Our data suggest that additional induction of DNA damage (i.e. with doxorubicin) may be beneficial to fully exploit the reduced DDR capacity of cells treated with entinostat and olaparib. The combination of PARPi with a DNA-damaging chemotherapy is already being investigated in adult (NCT03161132; NCT00740805) and pediatric clinical trials (NCT02813135; NCT03749187; NCT02044120) [32, 49]. Importantly in the field of neuro-oncology several trials investigate PARPi treatment in combination with radiotherapy and/or temozolomide in HGG (NCT03581292; NCT03212742; NCT03749187).

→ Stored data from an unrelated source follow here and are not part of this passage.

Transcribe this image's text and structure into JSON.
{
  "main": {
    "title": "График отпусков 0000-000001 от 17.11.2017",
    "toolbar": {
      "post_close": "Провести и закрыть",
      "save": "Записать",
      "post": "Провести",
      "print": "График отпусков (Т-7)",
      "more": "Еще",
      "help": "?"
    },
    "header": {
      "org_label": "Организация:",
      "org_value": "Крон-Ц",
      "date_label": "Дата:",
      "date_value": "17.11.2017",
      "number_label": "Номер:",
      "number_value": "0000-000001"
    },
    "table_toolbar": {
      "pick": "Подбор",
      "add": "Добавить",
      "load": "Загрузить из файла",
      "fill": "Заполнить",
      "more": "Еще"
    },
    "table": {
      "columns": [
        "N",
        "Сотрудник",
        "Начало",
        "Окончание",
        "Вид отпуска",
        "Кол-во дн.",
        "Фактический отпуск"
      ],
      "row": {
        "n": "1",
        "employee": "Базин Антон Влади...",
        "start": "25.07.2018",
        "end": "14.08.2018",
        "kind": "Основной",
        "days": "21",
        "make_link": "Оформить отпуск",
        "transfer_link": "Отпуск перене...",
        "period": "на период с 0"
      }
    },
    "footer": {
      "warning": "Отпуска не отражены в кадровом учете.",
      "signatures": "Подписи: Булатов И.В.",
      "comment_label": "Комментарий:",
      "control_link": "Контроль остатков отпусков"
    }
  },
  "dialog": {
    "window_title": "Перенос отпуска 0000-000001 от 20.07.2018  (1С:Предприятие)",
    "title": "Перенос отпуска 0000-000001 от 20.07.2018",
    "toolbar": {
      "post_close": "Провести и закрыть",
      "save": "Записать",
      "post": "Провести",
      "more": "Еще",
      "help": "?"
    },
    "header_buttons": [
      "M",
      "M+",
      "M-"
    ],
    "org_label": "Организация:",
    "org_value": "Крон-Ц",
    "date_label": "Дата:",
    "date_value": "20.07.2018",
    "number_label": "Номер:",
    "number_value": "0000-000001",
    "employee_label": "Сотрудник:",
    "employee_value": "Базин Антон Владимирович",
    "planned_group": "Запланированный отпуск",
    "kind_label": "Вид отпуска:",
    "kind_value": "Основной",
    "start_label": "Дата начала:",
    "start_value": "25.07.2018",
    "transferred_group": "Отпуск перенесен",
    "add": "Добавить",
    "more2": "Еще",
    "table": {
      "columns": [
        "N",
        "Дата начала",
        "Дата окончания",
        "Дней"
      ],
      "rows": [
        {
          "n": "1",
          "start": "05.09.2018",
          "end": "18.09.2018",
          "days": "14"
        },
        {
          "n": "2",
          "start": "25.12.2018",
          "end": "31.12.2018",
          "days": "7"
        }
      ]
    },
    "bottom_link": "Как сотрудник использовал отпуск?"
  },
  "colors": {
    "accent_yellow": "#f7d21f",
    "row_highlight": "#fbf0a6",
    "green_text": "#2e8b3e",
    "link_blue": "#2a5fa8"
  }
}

However, the combination of a PARPi plus a DNA damaging chemotherapeutic agent shows important and dose limiting myelotoxicity in the clinic [50]. Accordingly, the identification of predictive biomarkers to select patients that are most likely to benefit from such a treatment, possibly at comparably low and thus better tolerable concentrations is crucial for a successful translation into the clinic. Our data suggests that entinostat might confer selectivity of DNA damage accumulation in MYC-driven MB cells and reduce DNA damage tolerance selectively in transformed cells, thereby overcoming previously reported normal tissue toxicities [50]. Further studies are needed to investigate the toxicity profile of this triple drug combination in in vivo models.

Conclusion

In summary, our data provide evidence for a synergistic interaction of class I HDACi entinostat and PARPis in MYC-amplified MB cell lines inducing increased sensitivity to the DNA damaging agent doxorubicin. Further in vivo investigations are warranted to explore the value of MYC as a predictive biomarker and to explore the translational potential of this novel drug combination for the treatment of patients with MYC-amplified MB.